Хоуп сидела напротив. Она едва могла поднять голову. Прошло только три дня, как девушка вернулась после своих мытарств в Центральной Америке. Проведя всего день в больнице, она отправилась прямо в номер гостиницы, где засела за взятую напрокат пишущую машинку, у которой западала клавиша с буквой «и». Хоуп писала статью, комментируя ранее проявленные фотографии.
Кто бы мог поверить, что ее тюремщики вернут ей все ее вещи и всю отснятую пленку? Напоследок они даже позволили Хоуп сфотографировать их на память! Статья вышла хорошей, острой, точной. Самая лучшая из всех ею написанных! И шеф отлично это понимал. Но сейчас ей было совершенно наплевать и на статью, и на все остальное.
– Остановимся пока на двух неделях, Джо. А потом я позвоню, и мы договоримся, что там будет дальше, – настаивала она, стараясь справиться с незнакомым ранее ощущением, постепенно охватывающим ее тело. Она чувствовала, будто вся налилась свинцом, но в то же время ей хотелось взлететь и поплыть в воздухе.
– Хоуп, мне кажется, ты не осознаешь, в каком ты сейчас состоянии.
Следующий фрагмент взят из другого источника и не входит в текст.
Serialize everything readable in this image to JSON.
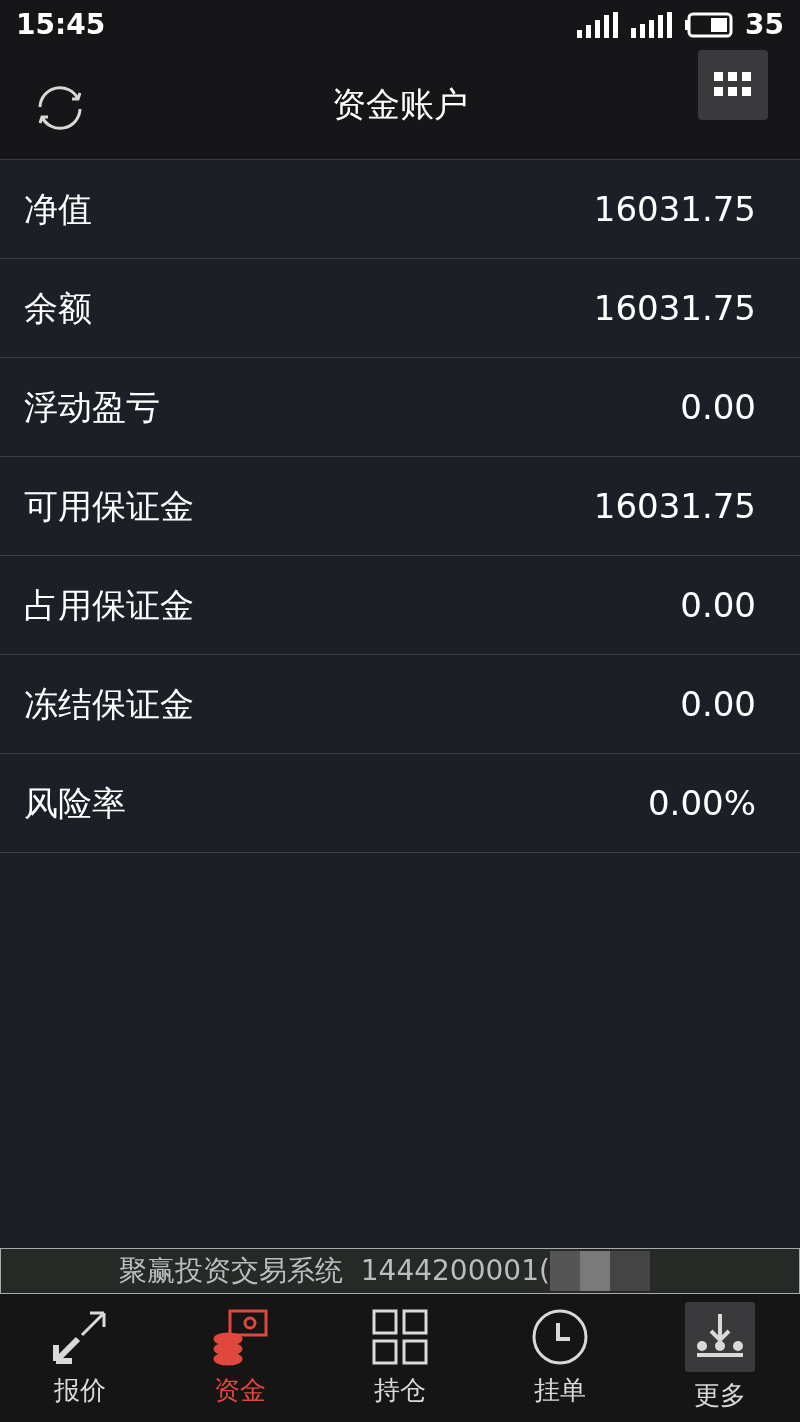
{
  "status_bar": {
    "time": "15:45",
    "battery": "35"
  },
  "header": {
    "title": "资金账户"
  },
  "rows": [
    {
      "label": "净值",
      "value": "16031.75"
    },
    {
      "label": "余额",
      "value": "16031.75"
    },
    {
      "label": "浮动盈亏",
      "value": "0.00"
    },
    {
      "label": "可用保证金",
      "value": "16031.75"
    },
    {
      "label": "占用保证金",
      "value": "0.00"
    },
    {
      "label": "冻结保证金",
      "value": "0.00"
    },
    {
      "label": "风险率",
      "value": "0.00%"
    }
  ],
  "ticker": {
    "text": "聚赢投资交易系统  1444200001("
  },
  "tabs": [
    {
      "label": "报价",
      "kind": "quote",
      "selected": false
    },
    {
      "label": "资金",
      "kind": "funds",
      "selected": true
    },
    {
      "label": "持仓",
      "kind": "positions",
      "selected": false
    },
    {
      "label": "挂单",
      "kind": "orders",
      "selected": false
    },
    {
      "label": "更多",
      "kind": "more",
      "selected": false
    }
  ]
}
Ты вымоталась. Тебя морили голодом и тебе угрожали. Неужели не ясно, что ты должна хорошо отдохнуть?..
Его слова то доносились до нее, то пропадали, выплывая за грань сгустка реальности вокруг. Джо все изрекал такие же напыщенные фразы, а она продолжала наблюдать за ним с ироническим любопытством, пока вдруг он не исчез в облаке резкого белого света, что вдруг поплыло у нее перед глазами. Она застонала и успела закрыть глаза, прежде чем пол резко встал перед ней на дыбы.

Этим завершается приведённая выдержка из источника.